説明
日本農学会は、狭義の農学はもとより農芸化学、獣医・畜産学、水産学、林学、農業工学、農業経済学、さらには広く生物生産、生物環境、バイオテクノロジーの各分野に関わる基礎から応用に至る広範な学術分野をカバーする51の農学系学会の連合体であり、会員学会間の情報交換、各学会活動の連携、集約、広報等の活動に努めてきました。その学会活動の一つとして、日本の農学が当面する様々な課題をテーマに掲げ、そのテーマに精通した研究者に講演をお願いし、学生、院生、若手研究者、さらには農学に関心を持つ一般の方々を対象としたシンポジウムを平成17年度から毎年秋季に開催してまいりました。

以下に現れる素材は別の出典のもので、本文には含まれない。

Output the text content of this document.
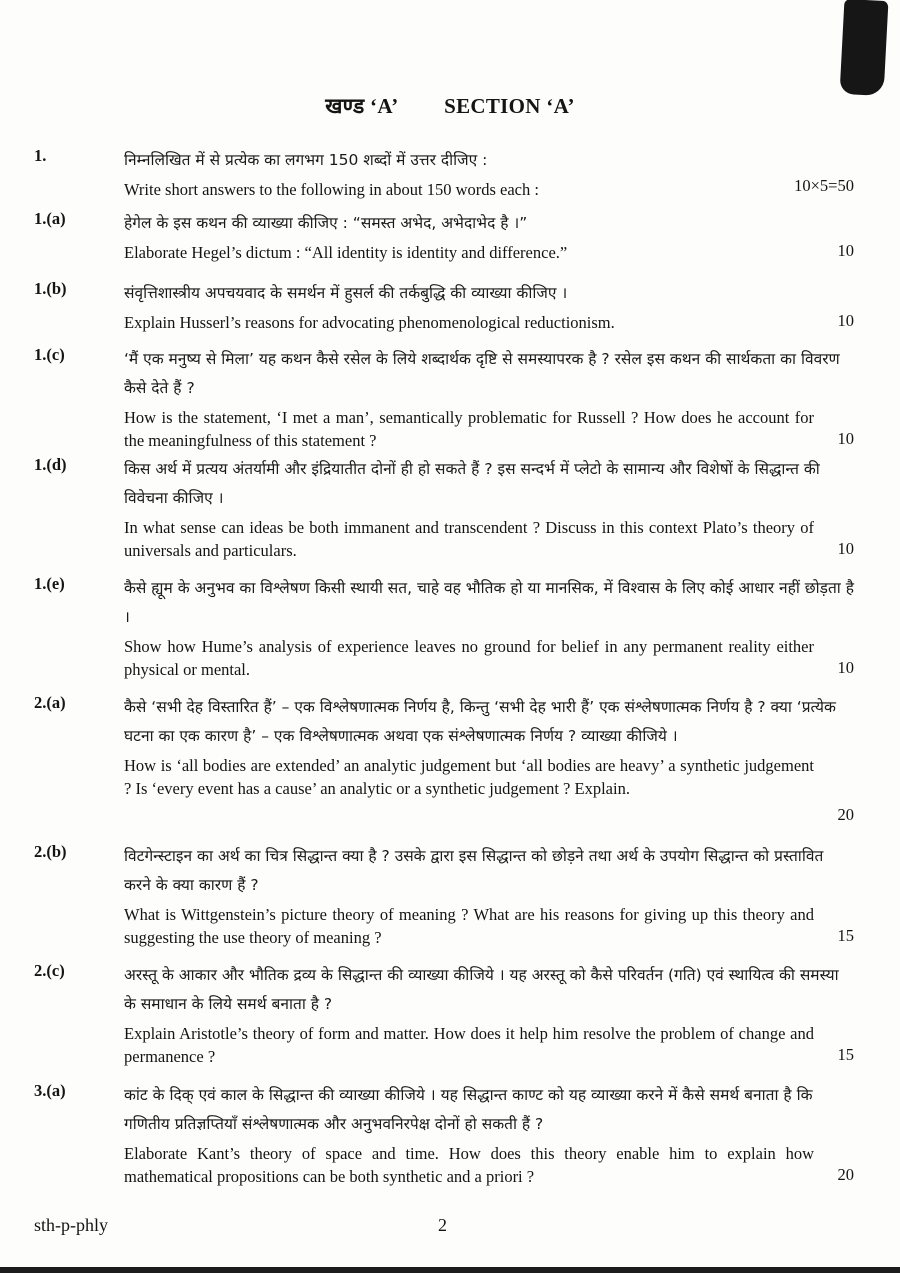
खण्ड ‘A’ SECTION ‘A’
1.	निम्नलिखित में से प्रत्येक का लगभग 150 शब्दों में उत्तर दीजिए :
Write short answers to the following in about 150 words each :	10×5=50
1.(a)	हेगेल के इस कथन की व्याख्या कीजिए : “समस्त अभेद, अभेदाभेद है ।”
Elaborate Hegel’s dictum : “All identity is identity and difference.”	10
1.(b)	संवृत्तिशास्त्रीय अपचयवाद के समर्थन में हुसर्ल की तर्कबुद्धि की व्याख्या कीजिए ।
Explain Husserl’s reasons for advocating phenomenological reductionism.	10
1.(c)	‘मैं एक मनुष्य से मिला’ यह कथन कैसे रसेल के लिये शब्दार्थक दृष्टि से समस्यापरक है ? रसेल इस कथन की सार्थकता का विवरण कैसे देते हैं ?
How is the statement, ‘I met a man’, semantically problematic for Russell ? How does he account for the meaningfulness of this statement ?	10
1.(d)	किस अर्थ में प्रत्यय अंतर्यामी और इंद्रियातीत दोनों ही हो सकते हैं ? इस सन्दर्भ में प्लेटो के सामान्य और विशेषों के सिद्धान्त की विवेचना कीजिए ।
In what sense can ideas be both immanent and transcendent ? Discuss in this context Plato’s theory of universals and particulars.	10
1.(e)	कैसे ह्यूम के अनुभव का विश्लेषण किसी स्थायी सत, चाहे वह भौतिक हो या मानसिक, में विश्वास के लिए कोई आधार नहीं छोड़ता है ।
Show how Hume’s analysis of experience leaves no ground for belief in any permanent reality either physical or mental.	10
2.(a)	कैसे ‘सभी देह विस्तारित हैं’ – एक विश्लेषणात्मक निर्णय है, किन्तु ‘सभी देह भारी हैं’ एक संश्लेषणात्मक निर्णय है ? क्या ‘प्रत्येक घटना का एक कारण है’ – एक विश्लेषणात्मक अथवा एक संश्लेषणात्मक निर्णय ? व्याख्या कीजिये ।
How is ‘all bodies are extended’ an analytic judgement but ‘all bodies are heavy’ a synthetic judgement ? Is ‘every event has a cause’ an analytic or a synthetic judgement ? Explain.
20
2.(b)	विटगेन्स्टाइन का अर्थ का चित्र सिद्धान्त क्या है ? उसके द्वारा इस सिद्धान्त को छोड़ने तथा अर्थ के उपयोग सिद्धान्त को प्रस्तावित करने के क्या कारण हैं ?
What is Wittgenstein’s picture theory of meaning ? What are his reasons for giving up this theory and suggesting the use theory of meaning ?	15
2.(c)	अरस्तू के आकार और भौतिक द्रव्य के सिद्धान्त की व्याख्या कीजिये । यह अरस्तू को कैसे परिवर्तन (गति) एवं स्थायित्व की समस्या के समाधान के लिये समर्थ बनाता है ?
Explain Aristotle’s theory of form and matter. How does it help him resolve the problem of change and permanence ?	15
3.(a)	कांट के दिक् एवं काल के सिद्धान्त की व्याख्या कीजिये । यह सिद्धान्त काण्ट को यह व्याख्या करने में कैसे समर्थ बनाता है कि गणितीय प्रतिज्ञप्तियाँ संश्लेषणात्मक और अनुभवनिरपेक्ष दोनों हो सकती हैं ?
Elaborate Kant’s theory of space and time. How does this theory enable him to explain how mathematical propositions can be both synthetic and a priori ?	20
sth-p-phly	2
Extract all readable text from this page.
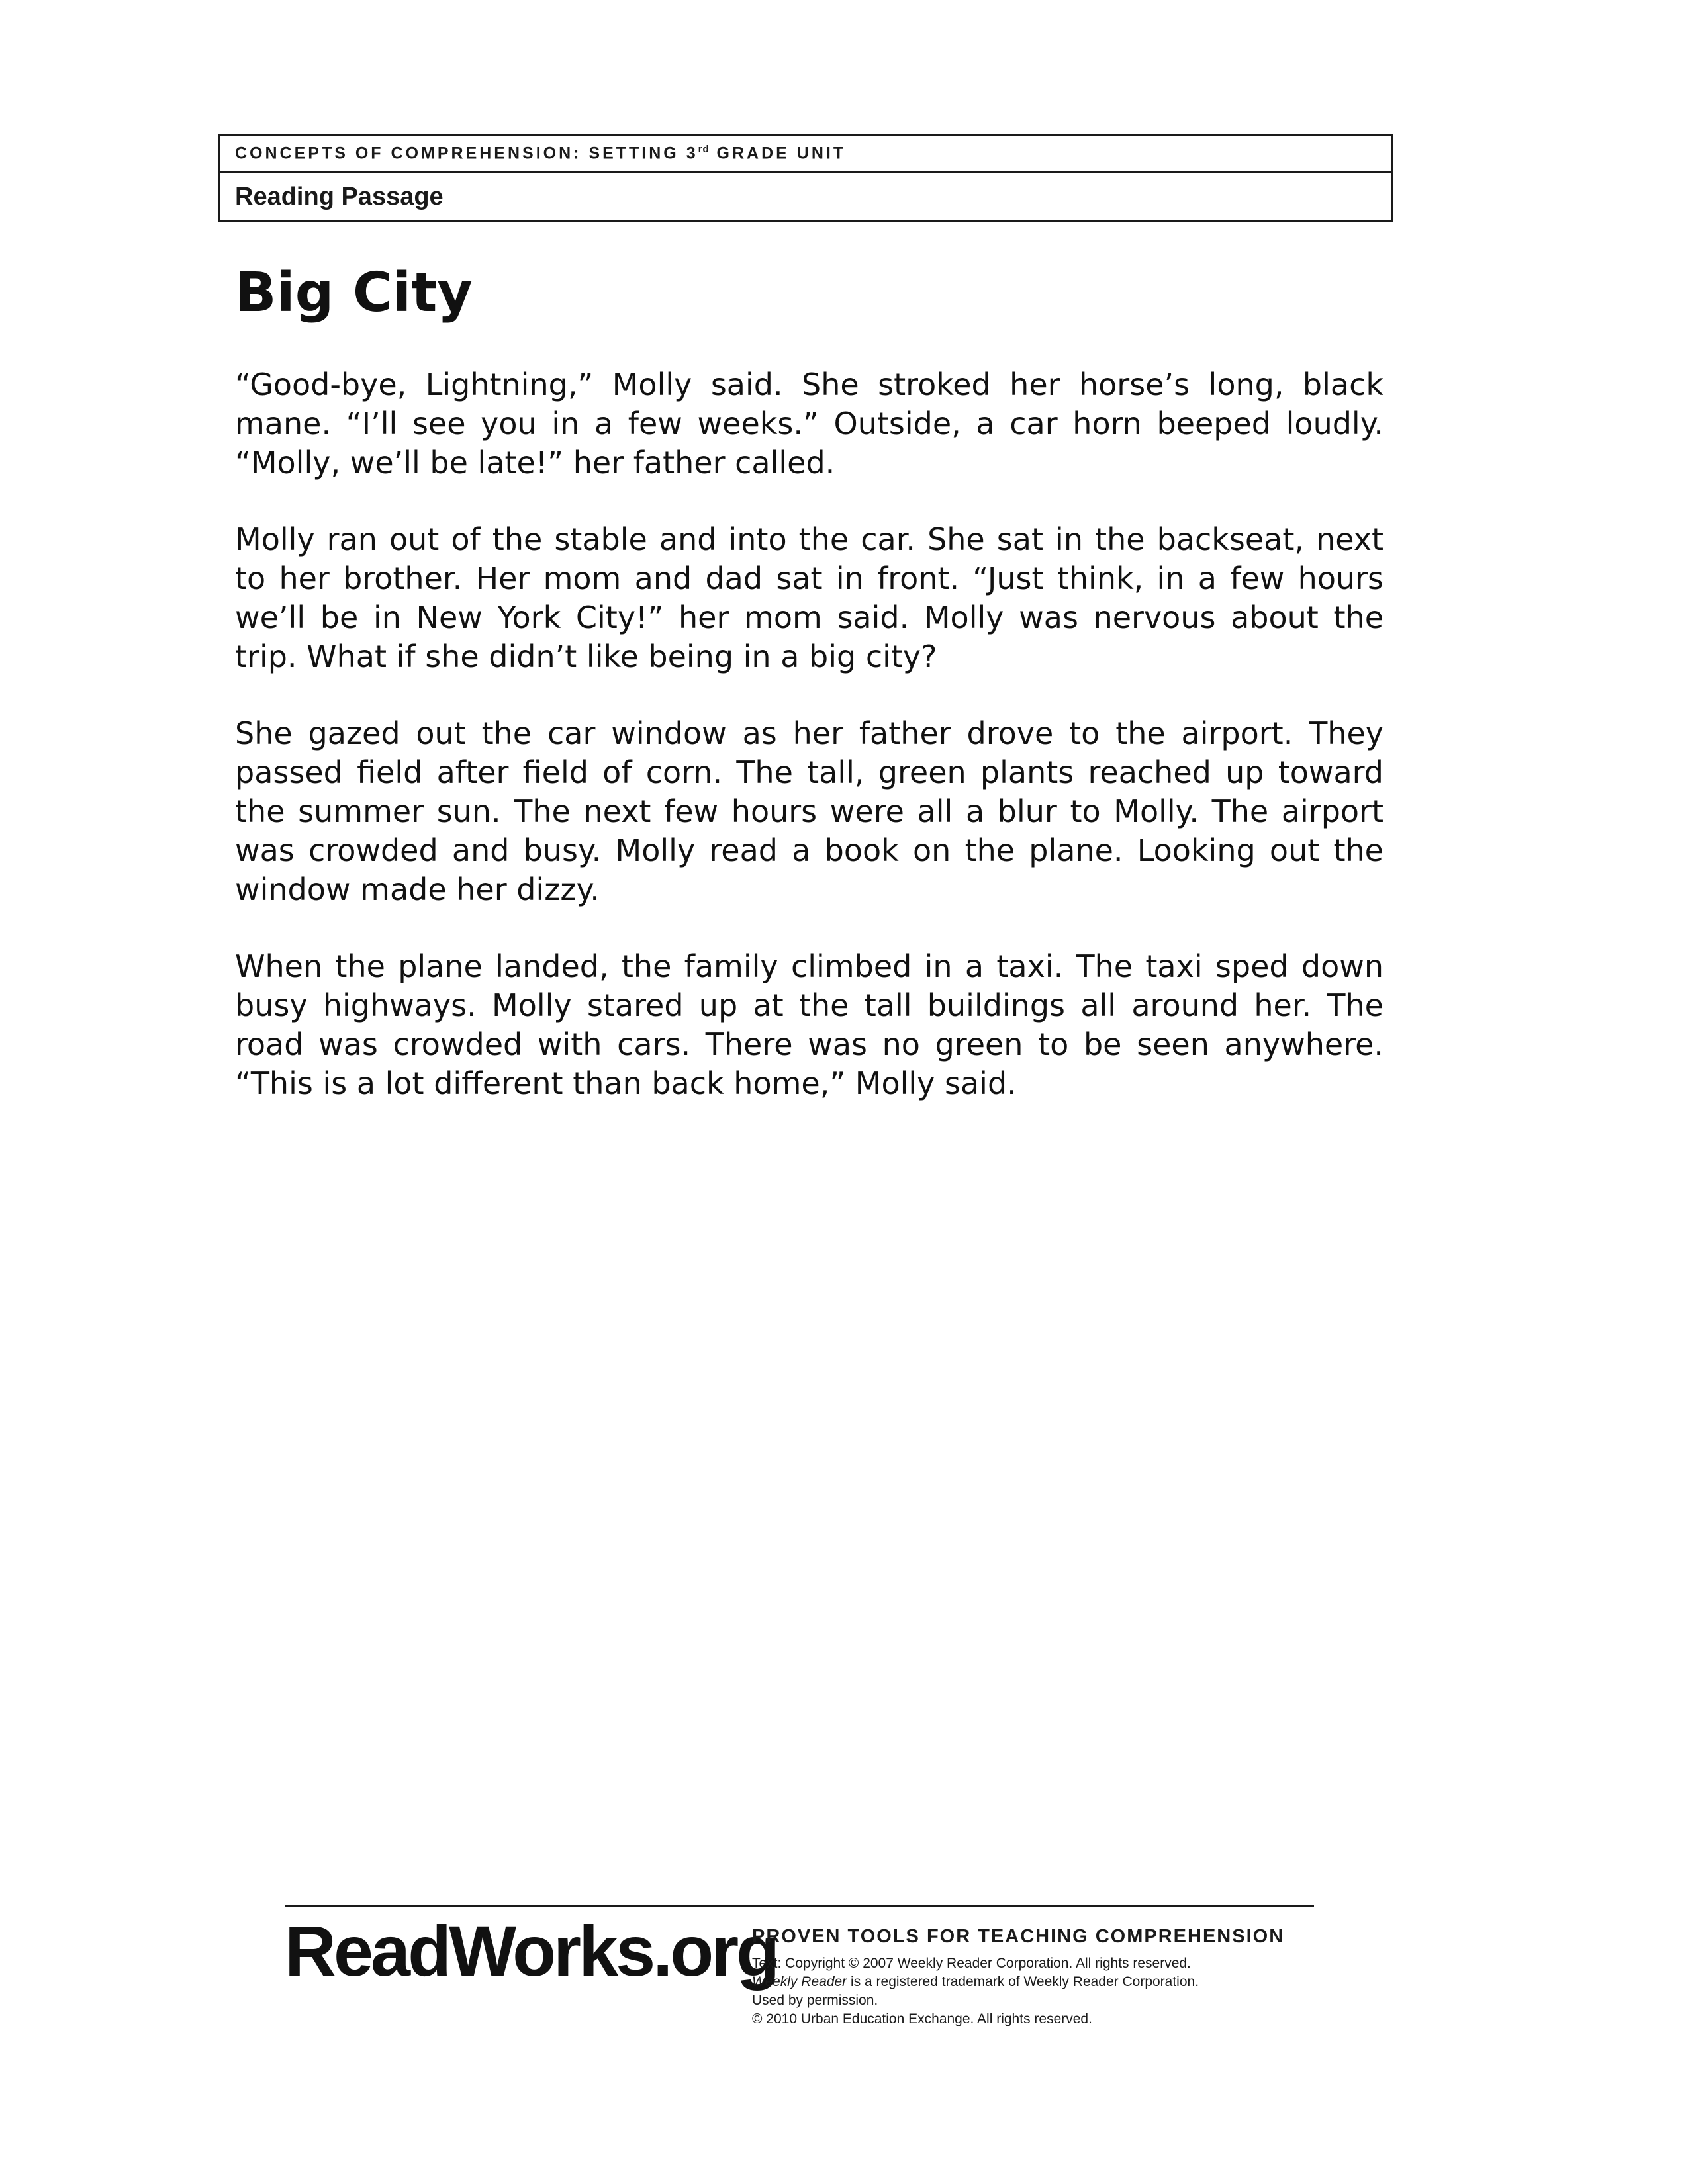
CONCEPTS OF COMPREHENSION: SETTING 3rd GRADE UNIT
Reading Passage
Big City

“Good-bye, Lightning,” Molly said. She stroked her horse’s long, black mane. “I’ll see you in a few weeks.” Outside, a car horn beeped loudly. “Molly, we’ll be late!” her father called.

Molly ran out of the stable and into the car. She sat in the backseat, next to her brother. Her mom and dad sat in front. “Just think, in a few hours we’ll be in New York City!” her mom said. Molly was nervous about the trip. What if she didn’t like being in a big city?

She gazed out the car window as her father drove to the airport. They passed field after field of corn. The tall, green plants reached up toward the summer sun. The next few hours were all a blur to Molly. The airport was crowded and busy. Molly read a book on the plane. Looking out the window made her dizzy.

When the plane landed, the family climbed in a taxi. The taxi sped down busy highways. Molly stared up at the tall buildings all around her. The road was crowded with cars. There was no green to be seen anywhere. “This is a lot different than back home,” Molly said.

ReadWorks.org
PROVEN TOOLS FOR TEACHING COMPREHENSION
Text: Copyright © 2007 Weekly Reader Corporation. All rights reserved.
Weekly Reader is a registered trademark of Weekly Reader Corporation.
Used by permission.
© 2010 Urban Education Exchange. All rights reserved.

そこで、平成23年度は「環境の保全と修復に貢献する農学研究」と題して秋のシンポジウムを開催いたしました。
長年にわたる人類の文明の高度化を目指す種々の活動が、地球環境劣化を加速せしめていることは確かであります。そしてこの地球環境劣化が、土地や土壌の持つ生物扶養力・浄化機能を劣化せしめ、農業生産に打撃を与えて21世紀における人類、全生命体の生存基盤を危うくしていることも確かであります。さらに我が国では、平成23年3月11日に宮城沖で発生した巨大地震は津波と原発事故を引き起こし、農業・水産業・畜産業等に未曾有の被害を与えました。
本シンポジウムでは、地球上の多様な生態系に観られる様々な環境劣化プロセスを提示するとともに、環境の持つ保全機能を人為的に修復するための手法を明らかにし、それぞれの環境と調和した21世紀の自然資源利用のあり方を社会へ提言することを目的としました。それぞれの課題の中で、大震災からの復興に向けて農学が果たす役割についても可能な限り言及いたしました。特に、第3部におきましては、東日本大震災によって引き起こされた津波による海岸林の被害、および原発事故による土壌の放射能汚染問題を取り上げ、早急の復旧・復興を目指して、科学者の視点から考察いたしました。
ここに、シンポジウムにおける講演と討論の概要をまとめ、「シリーズ21世紀の農学」の1冊として刊行いたします。本書の刊行によって、環境の保全と修復に貢献する農学研究に対する社会からの理解が一段と深まることを期待いたしております。